PORT HARCOURT, Feb 7 - Nigerian militants attacked a gas plant operated by Royal Dutch Shell in the Niger Delta on Saturday and warned of more strikes to come, but the army said it had repelled the raid and killed three gunmen.
The Movement for the Emancipation of the Niger Delta (MEND), the region's main militant group, said its fighters attacked the Utorogu gas plant in Delta state at around 0330 (0230 GMT).
The group, whose attacks in the Niger Delta have shut down more than a fifth of Nigeria's crude oil output over the past three years, called off a five-month-old ceasefire a week ago but had warned it would strike in Rivers state further east.
"MEND decided on this location (Utorogu) to dispel the false sense of peace and security in Delta state which the governor has been boasting about," it said in an emailed statement.
"It is also to send a message to the oil companies that all the pipelines they have repaired in the western Delta will soon be in need of repairs again," it said.
"SWEEPING ASSAULT"
The Nigerian army said earlier it had repelled an attack by suspected militants on Utorogu, killing three of the gunmen. It said two workers at the site and one soldier were wounded.

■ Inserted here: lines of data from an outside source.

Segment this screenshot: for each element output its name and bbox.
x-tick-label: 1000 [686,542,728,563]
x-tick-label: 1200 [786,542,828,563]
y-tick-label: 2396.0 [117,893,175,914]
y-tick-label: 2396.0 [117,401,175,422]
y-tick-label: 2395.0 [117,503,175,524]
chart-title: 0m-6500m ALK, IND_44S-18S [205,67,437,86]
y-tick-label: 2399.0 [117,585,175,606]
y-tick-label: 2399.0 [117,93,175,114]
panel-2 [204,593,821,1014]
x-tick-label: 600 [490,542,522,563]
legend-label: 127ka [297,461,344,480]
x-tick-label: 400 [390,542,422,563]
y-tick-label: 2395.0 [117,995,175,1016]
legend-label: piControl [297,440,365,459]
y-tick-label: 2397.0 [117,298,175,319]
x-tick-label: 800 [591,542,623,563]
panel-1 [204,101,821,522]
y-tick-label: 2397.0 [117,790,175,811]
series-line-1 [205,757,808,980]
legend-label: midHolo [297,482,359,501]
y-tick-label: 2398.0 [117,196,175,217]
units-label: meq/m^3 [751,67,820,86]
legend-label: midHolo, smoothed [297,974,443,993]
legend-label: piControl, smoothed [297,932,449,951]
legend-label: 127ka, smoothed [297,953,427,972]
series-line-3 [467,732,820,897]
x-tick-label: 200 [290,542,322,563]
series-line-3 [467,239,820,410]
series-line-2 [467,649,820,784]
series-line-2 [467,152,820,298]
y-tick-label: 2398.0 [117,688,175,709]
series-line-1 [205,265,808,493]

"There was no impact on the facility. Our soldiers are still guarding it," Colonel Rabe Abubakar, spokesman for the joint military taskforce in the western Niger Delta, said.
Shell could not immediately be reached for comment.
MEND warned a week ago of a "sweeping assault" on Nigeria's oil and gas industry, the biggest in Africa, but said its strikes would begin in Rivers state.
MEND's initial attacks on industry installations were in the western states of Delta and Bayelsa, where much oil production remains shut down because of the sabotage.
More recently, the violence in the region has centred around Port Harcourt, the capital of Rivers state, although much of the unrest has been criminal rather than political in nature, including kidnapping for ransom and piracy.